Tallahassee, FL 10/28/11 (PennyPayDay) -- Cablevision Systems Corp's (NYSE: CVC) quarterly earnings widely missed Wall Street estimates as its programming and sales costs rose and it faced competition from phone companies offering TV services. The company’s shares fell more than 11 percent on the profit miss of 14 cents per share.
Cable companies have been losing video customers to phone companies such as Verizon Communications, which offers FiOs TV, satellite providers as well Internet companies such as Netflix Inc. and Hulu. The New York cable operator said it lost 19,000 video subscribers in the third quarter. This was better than some deeper losses analysts were expecting. Analysts on average were expecting losses of 30,000 subscribers, according to StreetAccount data.
"Cablevision's numbers are very weak," said Brean Murray analyst Todd Mitchell. "They are having trouble in their New York clusters."
Verizon competes with Cablevision in the greater New York area and in the same period it added 131,000 video customers. Earlier this month, Verizon said it expects to add 200,000 FiOS TV customers in the fourth-quarter.
Cablevision said its revenue took a hit of $16 million because of Hurricane Irene, a storm that affected the New York area in August.

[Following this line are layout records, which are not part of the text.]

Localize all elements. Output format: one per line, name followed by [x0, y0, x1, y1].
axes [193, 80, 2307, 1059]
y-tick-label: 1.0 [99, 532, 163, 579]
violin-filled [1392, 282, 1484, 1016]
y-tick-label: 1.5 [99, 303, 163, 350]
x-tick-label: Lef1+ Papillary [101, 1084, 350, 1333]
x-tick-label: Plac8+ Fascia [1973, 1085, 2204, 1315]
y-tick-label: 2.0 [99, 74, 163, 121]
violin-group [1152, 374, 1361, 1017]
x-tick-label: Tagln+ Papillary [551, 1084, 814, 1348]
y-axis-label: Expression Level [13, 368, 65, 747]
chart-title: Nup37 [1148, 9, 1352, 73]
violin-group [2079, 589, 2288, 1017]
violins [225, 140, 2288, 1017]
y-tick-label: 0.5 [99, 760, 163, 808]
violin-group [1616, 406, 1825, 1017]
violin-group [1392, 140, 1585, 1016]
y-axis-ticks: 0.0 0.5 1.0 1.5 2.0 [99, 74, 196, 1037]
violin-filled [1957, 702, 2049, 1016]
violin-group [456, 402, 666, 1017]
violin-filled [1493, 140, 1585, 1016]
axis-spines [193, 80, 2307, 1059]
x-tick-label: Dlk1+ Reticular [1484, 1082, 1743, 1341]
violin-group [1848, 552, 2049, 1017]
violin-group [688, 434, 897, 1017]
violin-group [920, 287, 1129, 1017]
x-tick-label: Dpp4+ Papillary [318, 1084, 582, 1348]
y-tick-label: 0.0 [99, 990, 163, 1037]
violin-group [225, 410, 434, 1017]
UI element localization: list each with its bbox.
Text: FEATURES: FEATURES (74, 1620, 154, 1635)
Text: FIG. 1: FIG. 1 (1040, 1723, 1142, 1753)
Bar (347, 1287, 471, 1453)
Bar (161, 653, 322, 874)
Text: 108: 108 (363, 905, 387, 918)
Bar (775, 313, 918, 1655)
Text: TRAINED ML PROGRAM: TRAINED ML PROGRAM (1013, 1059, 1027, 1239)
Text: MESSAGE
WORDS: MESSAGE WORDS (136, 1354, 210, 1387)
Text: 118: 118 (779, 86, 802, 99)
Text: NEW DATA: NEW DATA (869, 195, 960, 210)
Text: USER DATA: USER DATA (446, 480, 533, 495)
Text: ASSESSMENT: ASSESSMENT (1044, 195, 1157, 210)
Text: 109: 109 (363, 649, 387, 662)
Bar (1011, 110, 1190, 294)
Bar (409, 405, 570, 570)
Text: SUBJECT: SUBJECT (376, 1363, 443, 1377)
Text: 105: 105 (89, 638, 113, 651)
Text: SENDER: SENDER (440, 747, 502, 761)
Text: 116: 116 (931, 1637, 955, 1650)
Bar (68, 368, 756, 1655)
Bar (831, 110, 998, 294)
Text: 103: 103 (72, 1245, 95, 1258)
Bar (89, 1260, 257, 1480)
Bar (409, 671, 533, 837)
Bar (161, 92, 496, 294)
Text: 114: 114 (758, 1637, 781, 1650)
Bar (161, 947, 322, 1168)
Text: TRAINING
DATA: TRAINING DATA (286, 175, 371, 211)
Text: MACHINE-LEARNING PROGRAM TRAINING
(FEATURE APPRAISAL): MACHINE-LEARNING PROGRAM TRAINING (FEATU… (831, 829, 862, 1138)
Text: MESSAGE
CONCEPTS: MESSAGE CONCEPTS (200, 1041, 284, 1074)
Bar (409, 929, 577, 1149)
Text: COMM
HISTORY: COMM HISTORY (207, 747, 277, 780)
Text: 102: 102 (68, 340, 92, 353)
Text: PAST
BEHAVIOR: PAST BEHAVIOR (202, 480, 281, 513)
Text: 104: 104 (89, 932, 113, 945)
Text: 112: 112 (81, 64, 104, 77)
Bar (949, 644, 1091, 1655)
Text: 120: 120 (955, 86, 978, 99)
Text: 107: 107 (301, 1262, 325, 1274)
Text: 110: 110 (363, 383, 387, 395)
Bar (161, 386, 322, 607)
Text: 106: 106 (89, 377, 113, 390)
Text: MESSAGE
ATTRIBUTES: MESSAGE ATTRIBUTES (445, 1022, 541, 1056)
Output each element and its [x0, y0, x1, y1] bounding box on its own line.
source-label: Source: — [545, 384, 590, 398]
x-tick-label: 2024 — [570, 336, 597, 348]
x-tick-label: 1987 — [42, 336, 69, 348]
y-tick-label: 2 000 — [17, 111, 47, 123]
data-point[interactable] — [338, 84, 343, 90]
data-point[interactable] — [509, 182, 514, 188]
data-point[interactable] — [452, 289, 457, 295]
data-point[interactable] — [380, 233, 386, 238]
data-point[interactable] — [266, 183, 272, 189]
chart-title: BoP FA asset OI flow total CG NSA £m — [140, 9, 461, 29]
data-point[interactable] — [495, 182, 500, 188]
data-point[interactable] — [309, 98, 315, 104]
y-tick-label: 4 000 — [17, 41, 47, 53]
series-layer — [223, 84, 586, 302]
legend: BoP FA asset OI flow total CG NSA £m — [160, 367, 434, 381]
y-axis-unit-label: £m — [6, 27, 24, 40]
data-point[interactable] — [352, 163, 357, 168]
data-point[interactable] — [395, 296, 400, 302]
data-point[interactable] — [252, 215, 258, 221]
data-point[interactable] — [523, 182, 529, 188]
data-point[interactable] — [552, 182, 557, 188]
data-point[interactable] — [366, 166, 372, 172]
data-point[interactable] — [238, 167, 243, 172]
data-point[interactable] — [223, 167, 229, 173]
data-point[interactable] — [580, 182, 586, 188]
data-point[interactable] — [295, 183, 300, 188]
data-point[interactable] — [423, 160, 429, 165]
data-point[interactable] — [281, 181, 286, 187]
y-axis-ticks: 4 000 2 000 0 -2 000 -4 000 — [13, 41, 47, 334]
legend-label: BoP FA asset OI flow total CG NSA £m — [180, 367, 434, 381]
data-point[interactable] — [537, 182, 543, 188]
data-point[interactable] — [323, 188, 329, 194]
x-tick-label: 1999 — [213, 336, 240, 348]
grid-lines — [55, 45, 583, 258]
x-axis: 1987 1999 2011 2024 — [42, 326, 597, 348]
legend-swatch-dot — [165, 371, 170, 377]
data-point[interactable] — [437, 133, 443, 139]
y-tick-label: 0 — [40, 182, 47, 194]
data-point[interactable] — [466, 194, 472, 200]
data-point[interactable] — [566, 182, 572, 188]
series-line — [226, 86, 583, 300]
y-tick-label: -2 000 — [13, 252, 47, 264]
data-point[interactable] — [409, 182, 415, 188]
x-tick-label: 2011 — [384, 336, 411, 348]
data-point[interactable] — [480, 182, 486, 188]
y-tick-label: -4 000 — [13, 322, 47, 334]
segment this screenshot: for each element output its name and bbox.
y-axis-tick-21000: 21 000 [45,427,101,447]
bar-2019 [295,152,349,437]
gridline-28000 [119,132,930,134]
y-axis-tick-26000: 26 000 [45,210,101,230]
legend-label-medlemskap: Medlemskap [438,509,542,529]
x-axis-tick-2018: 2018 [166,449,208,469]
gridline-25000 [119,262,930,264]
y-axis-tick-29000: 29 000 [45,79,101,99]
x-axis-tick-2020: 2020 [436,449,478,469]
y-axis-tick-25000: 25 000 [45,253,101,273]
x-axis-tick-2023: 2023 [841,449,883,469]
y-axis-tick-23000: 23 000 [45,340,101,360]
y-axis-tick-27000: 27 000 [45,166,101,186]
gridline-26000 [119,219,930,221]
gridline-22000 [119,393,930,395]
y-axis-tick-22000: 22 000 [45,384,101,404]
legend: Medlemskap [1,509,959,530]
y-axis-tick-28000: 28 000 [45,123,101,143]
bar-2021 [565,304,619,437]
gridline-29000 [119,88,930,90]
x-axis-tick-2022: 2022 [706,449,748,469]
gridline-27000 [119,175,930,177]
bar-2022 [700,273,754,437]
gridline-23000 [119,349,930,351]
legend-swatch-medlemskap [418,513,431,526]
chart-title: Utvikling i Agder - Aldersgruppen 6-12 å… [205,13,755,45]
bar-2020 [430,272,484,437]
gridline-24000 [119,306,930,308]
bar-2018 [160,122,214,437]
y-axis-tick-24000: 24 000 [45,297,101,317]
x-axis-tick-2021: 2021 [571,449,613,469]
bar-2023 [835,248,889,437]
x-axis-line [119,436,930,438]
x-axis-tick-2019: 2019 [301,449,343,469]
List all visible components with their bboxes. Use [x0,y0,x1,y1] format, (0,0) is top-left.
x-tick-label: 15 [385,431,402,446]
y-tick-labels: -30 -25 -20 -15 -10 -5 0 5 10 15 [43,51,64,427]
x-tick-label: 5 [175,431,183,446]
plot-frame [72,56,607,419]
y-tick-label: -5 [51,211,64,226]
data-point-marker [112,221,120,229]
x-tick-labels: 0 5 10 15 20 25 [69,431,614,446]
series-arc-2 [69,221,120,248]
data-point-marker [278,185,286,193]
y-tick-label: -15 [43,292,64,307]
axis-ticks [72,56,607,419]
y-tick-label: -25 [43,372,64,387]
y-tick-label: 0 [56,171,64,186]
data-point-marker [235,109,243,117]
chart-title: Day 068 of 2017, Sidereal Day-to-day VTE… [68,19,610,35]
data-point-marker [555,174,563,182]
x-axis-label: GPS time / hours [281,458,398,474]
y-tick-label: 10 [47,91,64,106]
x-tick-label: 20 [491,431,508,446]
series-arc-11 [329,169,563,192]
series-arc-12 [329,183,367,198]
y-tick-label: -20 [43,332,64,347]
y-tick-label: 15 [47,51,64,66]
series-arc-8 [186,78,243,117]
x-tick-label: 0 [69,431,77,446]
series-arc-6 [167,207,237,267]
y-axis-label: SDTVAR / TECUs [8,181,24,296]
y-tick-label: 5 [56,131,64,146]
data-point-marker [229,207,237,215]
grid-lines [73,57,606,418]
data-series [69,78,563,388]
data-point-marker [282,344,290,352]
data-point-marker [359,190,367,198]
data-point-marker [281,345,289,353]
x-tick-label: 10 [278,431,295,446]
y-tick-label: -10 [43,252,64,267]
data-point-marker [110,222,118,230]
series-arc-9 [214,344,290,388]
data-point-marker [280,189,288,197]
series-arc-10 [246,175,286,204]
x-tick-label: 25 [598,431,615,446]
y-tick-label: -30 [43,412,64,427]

One bright spot for Cablevision was its Internet additions. Analysts were expecting it to add 5,000 new Internet customers and it added 17,000 in the quarter. Cablevision posted a profit of $39.3 million or 14 cents per share, down from $68.4 million, or 23 cents per share, a year earlier. Adjusted for various charges, the company reported an EPS of 17 cents, which missed analysts' expectations of 31 cents per share.
Cablevision, which is controlled by the Dolan family, saw its total revenue increase 8 percent to $1.67 billion, which was in line with analysts' estimates, according to Thomson-Reuters I/B/E/S.
The company's shares fell 14 percent to $14.72 in morning trading on the New York Stock Exchange.